I just had 2 mechanics come look at the car and they both say it's the timing chain/s, so I'm taking to a garage today to have them check it out. Any recommendations of a good mechanic in Miami? I called several places and they are quoting me anywhere from $500 to $1000.

Thanks again,
Nicole



KraZThug said:


> the whole distributor, it runs for about $300 can you be more exact with your address? i lived in miami for many years, i can probably rocommand you somewhere, or even if your close to my uncles house he can do it for cheap and his very trustable.


----------



## KraZThug (Dec 27, 2005)

Nicole_B said:


> I just had 2 mechanics come look at the car and they both say it's the timing chain/s, so I'm taking to a garage today to have them check it out.
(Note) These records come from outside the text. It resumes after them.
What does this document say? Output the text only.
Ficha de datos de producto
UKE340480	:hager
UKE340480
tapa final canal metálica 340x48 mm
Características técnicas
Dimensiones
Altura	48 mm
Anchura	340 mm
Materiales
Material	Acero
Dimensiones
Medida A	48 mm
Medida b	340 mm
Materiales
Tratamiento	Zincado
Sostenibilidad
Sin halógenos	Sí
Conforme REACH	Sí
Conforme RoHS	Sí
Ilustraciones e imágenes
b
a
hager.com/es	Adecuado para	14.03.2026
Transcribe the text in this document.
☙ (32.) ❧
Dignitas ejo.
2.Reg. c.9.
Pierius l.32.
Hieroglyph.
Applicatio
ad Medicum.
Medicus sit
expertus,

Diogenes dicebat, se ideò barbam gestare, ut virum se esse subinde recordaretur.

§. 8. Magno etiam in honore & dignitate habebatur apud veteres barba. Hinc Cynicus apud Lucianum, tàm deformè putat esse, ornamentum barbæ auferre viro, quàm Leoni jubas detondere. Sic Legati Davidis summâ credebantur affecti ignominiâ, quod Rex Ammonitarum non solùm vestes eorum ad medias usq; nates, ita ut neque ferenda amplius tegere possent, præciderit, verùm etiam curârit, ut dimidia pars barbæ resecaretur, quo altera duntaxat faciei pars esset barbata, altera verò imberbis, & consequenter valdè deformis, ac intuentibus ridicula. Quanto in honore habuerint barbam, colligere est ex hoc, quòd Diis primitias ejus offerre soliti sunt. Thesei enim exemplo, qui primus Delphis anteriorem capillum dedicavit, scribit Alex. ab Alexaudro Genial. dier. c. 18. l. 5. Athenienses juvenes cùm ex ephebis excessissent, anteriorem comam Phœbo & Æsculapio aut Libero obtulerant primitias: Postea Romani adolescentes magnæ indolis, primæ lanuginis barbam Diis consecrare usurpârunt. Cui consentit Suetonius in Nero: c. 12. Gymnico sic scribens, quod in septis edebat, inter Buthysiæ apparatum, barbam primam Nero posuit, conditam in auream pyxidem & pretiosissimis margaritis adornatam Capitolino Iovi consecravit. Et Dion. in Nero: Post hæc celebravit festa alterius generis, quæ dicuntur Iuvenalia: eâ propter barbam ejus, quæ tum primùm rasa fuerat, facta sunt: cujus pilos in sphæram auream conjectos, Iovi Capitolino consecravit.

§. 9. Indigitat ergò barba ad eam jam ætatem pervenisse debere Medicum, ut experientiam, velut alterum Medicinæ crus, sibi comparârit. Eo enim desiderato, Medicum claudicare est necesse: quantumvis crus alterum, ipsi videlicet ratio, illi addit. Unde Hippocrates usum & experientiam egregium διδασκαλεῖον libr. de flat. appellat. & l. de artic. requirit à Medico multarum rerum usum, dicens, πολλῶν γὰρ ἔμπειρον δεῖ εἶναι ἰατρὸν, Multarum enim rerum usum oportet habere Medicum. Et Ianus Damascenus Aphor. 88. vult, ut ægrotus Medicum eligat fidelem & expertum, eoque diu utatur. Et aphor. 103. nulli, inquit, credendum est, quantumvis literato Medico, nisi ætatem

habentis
Any recommendations of a good mechanic in Miami? I called several places and they are quoting me anywhere from $500 to $1000.
> 
> Thanks again,
> Nicole


Well like i said before you got to be more specific on where you live. There is a shop called ABS Techs in Cutler Ridge the owners name is Dean. Also my cousin and Uncle are certified mechanics, my uncle lives in cutler ridge too. There are a few shops out there, your the only one that can judge weather you think they are going to rip you off or not.


----------



## KA24Tech (Feb 2, 2004)

I really doubt the timing chain is broken. If you can take off the distributor cap (the black plastic part where the spark plug wires come together on the side of the engine) and turn over the car while watching the rotor, it should be turning. This will verify the operation of the timing chain. If it doesn't rotate then there could be other things wrong besides the timing chain.
I'm guessing there is no spark which with some help you can check by pulling the center or coil wire off of the distributor and laying it close to a metal part of the engine.

Troy


----------



## Nicole_B (Dec 31, 2005)

Once again, thanks for everyone helping me out with suggestions. I just wanted to let you know that I took it to a mechanic today & he said he never saw anything like this before. The upper timing chain was fine, but the lower chain was broken into tons of tiny pieces and had fallen into my oil pan. I actually saw it. It was really weird. Has anyone ever hear of something like that happening? Just curious what would cause that. I never even heard any noise when my car died. I just hope no small pieces went up into the engine.

Thanks again!
Nicole



KA24Tech said:


> I really doubt the timing chain is broken. If you can take off the distributor cap (the black plastic part where the spark plug wires come together on the side of the engine) and turn over the car while watching the rotor, it should be turning. This will verify the operation of the timing chain. If it doesn't rotate then there could be other things wrong besides the timing chain.
> I'm guessing there is no spark which with some help you can check by pulling the center or coil wire off of the distributor and laying it close to a metal part of the engine.
> 
> Troy


----------